Now that there is a proven threat, the North Carolina Center for Public Health Preparedness has new found importance.

Whether it is the threat of a terrorist stealing a crop-duster and spraying deadly anthrax spores over large populations or someone trying to contaminate our water supplies with smallpox, the terrorist attacks on Sept. 11 has made all of us think about what once was unthinkable.

Rachel Stevens of UNC's School of Public Health is on the front lines in preparing that response by helping to educate and organize local public health workers.
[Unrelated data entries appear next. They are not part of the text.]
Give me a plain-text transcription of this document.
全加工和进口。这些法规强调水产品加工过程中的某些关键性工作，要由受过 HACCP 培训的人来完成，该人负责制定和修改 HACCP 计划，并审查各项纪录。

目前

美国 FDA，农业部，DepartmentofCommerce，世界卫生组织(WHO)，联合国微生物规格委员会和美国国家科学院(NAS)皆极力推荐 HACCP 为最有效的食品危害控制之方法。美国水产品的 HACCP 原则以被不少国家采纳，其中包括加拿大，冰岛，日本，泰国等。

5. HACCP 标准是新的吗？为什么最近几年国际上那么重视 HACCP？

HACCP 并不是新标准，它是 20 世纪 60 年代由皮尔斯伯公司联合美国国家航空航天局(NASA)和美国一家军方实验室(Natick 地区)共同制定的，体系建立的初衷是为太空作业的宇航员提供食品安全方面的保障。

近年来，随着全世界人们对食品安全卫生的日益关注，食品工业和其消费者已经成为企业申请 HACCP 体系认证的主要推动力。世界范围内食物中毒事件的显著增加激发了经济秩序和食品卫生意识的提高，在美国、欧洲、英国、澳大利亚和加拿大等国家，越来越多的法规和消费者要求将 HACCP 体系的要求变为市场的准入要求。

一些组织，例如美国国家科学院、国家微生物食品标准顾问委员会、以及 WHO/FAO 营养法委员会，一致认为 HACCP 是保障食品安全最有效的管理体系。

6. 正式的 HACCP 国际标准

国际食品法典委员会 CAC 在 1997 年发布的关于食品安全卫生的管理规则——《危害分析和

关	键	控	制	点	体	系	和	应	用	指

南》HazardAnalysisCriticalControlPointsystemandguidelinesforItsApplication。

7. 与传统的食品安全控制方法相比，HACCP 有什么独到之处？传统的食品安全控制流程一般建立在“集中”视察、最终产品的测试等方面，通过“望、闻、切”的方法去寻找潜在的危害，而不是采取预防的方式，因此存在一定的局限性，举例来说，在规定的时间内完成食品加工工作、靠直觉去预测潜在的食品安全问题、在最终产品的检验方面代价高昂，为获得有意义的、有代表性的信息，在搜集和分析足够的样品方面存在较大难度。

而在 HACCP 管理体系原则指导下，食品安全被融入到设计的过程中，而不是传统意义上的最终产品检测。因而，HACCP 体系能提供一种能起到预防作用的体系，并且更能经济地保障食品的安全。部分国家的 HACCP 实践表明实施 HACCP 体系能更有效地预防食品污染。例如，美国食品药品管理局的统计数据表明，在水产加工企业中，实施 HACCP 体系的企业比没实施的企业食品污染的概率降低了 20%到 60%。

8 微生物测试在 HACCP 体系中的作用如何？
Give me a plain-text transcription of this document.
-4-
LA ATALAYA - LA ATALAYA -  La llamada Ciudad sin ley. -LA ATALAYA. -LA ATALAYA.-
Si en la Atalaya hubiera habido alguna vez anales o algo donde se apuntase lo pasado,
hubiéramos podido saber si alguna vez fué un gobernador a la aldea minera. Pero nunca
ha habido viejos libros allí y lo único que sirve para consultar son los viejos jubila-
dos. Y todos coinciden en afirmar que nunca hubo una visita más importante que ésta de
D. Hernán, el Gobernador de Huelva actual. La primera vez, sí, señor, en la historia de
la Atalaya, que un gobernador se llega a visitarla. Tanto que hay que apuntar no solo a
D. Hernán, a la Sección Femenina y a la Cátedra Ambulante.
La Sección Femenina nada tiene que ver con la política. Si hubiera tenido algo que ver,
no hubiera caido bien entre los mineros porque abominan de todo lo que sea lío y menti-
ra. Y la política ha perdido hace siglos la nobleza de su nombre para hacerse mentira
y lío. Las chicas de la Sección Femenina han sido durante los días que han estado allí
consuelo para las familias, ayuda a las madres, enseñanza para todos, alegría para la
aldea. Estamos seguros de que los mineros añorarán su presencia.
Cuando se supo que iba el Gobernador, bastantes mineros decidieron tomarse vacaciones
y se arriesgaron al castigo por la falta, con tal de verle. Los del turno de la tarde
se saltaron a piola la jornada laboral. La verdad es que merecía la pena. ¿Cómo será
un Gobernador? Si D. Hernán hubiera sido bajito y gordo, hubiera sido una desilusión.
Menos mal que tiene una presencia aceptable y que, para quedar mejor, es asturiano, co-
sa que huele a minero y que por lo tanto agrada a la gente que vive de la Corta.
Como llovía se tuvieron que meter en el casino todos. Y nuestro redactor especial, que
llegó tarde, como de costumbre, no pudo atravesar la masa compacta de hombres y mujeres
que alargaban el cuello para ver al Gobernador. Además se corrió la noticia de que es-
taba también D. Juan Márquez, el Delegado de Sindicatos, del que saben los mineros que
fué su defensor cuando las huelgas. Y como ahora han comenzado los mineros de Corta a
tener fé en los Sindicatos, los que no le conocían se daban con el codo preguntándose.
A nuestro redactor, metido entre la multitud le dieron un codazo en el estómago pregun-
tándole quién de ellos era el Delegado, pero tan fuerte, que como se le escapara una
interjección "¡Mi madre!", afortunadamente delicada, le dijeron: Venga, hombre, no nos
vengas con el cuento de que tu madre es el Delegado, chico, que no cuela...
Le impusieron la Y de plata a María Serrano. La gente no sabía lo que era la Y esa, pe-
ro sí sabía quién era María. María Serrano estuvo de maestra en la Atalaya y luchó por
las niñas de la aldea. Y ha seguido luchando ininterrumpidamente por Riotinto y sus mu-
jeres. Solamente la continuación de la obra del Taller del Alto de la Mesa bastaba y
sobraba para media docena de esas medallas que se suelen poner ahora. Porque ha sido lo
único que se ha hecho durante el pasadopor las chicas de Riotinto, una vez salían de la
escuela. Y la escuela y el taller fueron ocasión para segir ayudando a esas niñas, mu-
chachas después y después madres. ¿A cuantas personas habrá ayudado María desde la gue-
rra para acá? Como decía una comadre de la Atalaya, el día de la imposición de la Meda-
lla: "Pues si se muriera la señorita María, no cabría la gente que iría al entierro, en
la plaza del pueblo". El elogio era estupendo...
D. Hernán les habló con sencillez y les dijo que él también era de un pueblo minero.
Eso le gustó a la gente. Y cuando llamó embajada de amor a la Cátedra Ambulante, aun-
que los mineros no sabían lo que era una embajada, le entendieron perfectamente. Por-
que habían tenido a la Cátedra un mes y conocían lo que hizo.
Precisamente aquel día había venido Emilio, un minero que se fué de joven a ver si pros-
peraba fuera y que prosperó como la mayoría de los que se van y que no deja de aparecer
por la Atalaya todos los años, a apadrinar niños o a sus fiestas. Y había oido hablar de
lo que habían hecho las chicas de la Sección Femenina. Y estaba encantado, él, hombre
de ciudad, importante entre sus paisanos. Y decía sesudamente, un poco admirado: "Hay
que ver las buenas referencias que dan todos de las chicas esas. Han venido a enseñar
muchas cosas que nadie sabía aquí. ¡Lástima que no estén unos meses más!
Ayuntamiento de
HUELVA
She says that the goal is to make them ready for anything, including bioterrorism.

"If something occurred in a local community or at the state level, they would be able to locate the source of the problem, be able to identify what caused the problem and then respond," she said.

"We're already getting e-mail messages about how to deal with heightened security," said UNC environmental engineering professor Francis DiGiano.

DiGiano expects that water treatment facilities will now re-evaluate how to protect against possible attacks.

"I think this is an area -- its something we have ignored, and we know now [that] we are vulnerable," DiGiano said.

Like with other disaster training, public health leaders say the goal is not to instill fear, but to prepare for the worst.

Even before the $400,000 grant from the CDC, the School of Public Health offered educational outreach to local communities. The school helped coordinate the response during Hurricane Floyd.